Polyoxometalate Fabri Catalysts for Air Purification

Period of Performance: 08/19/1998 - 02/18/1999

$100K

Phase 1 STTR

Recipient Firm

TDA Research, Inc.
12345 W. 52nd Ave. Array
Wheat Ridge, CO 80033
Principal Investigator
Firm POC

Research Institution

Emory University
Office of Sponsored Programs 1599 Clifton Rd, NE 4th fl
Atlanta, GA 30322
Institution POC

Abstract

Polyoxometalates (POMS) are a broad class of inexpensive inorganic materials that offer a wide range of structures and a corresponding variety of properties. Recent discoveries in the laboratory of Professor Craig Hill at Emory University offer the potential to prepare POM-coated fibers and fabrics with catalytic properties. The objective of this project is to develop this technology and apply it to protect soldiers from chemical warfare agents (CW agents) Current chemical protective clothing, either permeable or carbon cloth,imposes a significant heat stress on the user. An ideal protective clothing ensemble, both from the standpoint of user comfort and cost, would be a conventional battle dress uniform (BDU) made with cloth that had the ability to catalytically deactivate CW agents. While this ideal is far in the future, much can be done now to prepare BDUs that offer some level of chemical protection. TDA Research, Inc. (TDA), in collaboration with Professor Hill and his research group, will prepare and test POM-coated fabrics to demonstrate the feasibility of catalytic deactivation of CW agents.

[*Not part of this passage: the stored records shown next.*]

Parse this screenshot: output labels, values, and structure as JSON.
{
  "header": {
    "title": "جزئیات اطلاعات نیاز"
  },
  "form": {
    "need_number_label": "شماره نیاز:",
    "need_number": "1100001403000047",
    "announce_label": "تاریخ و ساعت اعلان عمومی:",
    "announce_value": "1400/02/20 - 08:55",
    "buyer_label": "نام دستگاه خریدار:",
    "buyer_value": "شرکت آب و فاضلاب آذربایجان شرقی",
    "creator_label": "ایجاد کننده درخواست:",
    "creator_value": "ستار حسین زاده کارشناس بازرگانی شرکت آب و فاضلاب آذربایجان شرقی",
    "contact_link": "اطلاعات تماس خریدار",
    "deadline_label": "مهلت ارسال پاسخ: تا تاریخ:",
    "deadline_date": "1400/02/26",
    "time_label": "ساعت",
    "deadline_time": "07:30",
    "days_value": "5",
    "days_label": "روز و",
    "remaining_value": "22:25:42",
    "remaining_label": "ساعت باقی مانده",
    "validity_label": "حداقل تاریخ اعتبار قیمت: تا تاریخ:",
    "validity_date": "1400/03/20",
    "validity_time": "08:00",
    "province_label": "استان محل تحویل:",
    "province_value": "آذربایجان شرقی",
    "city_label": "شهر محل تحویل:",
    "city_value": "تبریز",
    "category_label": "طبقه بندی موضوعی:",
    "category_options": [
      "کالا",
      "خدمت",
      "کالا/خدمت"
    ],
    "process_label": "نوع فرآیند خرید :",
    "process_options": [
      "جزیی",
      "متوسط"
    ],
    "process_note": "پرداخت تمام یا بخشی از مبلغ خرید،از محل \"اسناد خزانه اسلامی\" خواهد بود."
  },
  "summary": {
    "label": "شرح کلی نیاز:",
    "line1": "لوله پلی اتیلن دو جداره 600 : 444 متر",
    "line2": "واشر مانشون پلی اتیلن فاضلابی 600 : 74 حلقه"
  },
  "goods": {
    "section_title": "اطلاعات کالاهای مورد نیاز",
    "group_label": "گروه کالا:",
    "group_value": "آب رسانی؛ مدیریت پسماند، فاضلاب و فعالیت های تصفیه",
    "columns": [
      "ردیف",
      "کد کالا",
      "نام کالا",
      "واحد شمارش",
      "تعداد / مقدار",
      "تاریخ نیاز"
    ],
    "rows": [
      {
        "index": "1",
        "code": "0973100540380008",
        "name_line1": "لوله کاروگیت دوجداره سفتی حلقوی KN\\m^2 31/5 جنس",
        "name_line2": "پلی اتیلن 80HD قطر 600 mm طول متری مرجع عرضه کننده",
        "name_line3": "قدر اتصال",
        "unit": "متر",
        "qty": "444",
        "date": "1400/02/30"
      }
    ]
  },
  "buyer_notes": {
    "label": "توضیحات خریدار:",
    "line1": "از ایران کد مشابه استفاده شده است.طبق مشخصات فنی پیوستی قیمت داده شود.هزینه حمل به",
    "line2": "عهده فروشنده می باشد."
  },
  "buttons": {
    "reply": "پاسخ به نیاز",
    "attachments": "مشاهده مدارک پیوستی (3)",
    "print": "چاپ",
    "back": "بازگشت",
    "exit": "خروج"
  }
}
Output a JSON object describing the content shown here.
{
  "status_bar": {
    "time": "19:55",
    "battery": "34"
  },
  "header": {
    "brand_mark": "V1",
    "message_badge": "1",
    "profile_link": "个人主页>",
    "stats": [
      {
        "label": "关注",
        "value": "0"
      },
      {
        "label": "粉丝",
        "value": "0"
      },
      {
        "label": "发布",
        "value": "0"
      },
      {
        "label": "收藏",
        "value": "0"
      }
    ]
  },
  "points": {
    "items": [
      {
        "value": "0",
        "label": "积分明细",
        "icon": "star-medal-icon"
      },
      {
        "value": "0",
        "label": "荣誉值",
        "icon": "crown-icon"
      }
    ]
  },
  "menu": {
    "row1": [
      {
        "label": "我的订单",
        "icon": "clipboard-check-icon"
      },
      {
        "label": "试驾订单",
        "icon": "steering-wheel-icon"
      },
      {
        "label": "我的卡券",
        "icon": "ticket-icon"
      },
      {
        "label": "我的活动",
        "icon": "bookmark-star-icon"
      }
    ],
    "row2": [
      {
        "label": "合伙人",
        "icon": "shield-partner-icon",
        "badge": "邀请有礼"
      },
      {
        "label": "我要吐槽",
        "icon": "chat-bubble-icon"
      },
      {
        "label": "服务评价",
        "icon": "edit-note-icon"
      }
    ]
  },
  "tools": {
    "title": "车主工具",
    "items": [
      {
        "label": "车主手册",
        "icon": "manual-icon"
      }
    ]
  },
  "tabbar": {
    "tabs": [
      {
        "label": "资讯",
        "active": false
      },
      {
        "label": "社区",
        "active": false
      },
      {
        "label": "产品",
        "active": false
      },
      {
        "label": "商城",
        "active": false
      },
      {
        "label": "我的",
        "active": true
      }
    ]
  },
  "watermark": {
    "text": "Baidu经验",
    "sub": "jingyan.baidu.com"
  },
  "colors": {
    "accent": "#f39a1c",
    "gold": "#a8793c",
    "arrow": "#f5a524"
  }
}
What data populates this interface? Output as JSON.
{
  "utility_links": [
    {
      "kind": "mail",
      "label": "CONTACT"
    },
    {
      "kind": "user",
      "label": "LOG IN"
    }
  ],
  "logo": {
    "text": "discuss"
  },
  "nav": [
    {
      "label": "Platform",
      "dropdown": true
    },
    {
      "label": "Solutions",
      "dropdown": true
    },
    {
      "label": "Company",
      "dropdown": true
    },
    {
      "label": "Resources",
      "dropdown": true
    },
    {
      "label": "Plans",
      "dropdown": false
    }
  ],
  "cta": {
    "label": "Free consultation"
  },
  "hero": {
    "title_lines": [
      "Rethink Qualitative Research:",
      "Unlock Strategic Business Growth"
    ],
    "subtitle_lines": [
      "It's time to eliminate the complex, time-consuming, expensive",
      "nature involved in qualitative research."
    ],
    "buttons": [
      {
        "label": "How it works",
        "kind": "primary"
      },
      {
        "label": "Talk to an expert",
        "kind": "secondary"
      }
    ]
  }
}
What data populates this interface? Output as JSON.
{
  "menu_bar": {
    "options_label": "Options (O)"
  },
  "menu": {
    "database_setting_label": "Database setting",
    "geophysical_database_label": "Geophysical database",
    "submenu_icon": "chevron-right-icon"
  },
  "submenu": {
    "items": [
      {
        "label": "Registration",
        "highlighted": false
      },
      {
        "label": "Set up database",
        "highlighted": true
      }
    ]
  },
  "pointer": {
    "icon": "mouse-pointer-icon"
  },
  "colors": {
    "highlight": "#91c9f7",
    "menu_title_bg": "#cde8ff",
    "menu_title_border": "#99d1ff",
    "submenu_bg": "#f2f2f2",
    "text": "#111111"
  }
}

We will be assisted by collaborations with the Army's Natick RD&E Center, and with a fabric manufacturer with a long-standing interest in catalytically active fabrics BENEFITS: A successful project will lead to the development of an inexpensive fabric to project soldiers from chemical warfare agents. The same clothing would be useful for industrial and agricultural workers who are exposed to hazardous fumes. POM-fabrics that are effective in deactivating CW agents should also be able to improve indoor air quality by destroying many of the common molecules that are responsible for objectionable odors. Preliminary results in this regard are extremely encouraging and a patent has just been submitted. A catalytic deodorizing cloth (e.g. for draperies or upholstered furniture) that was even moderately effective would find an immediate, world-wide market.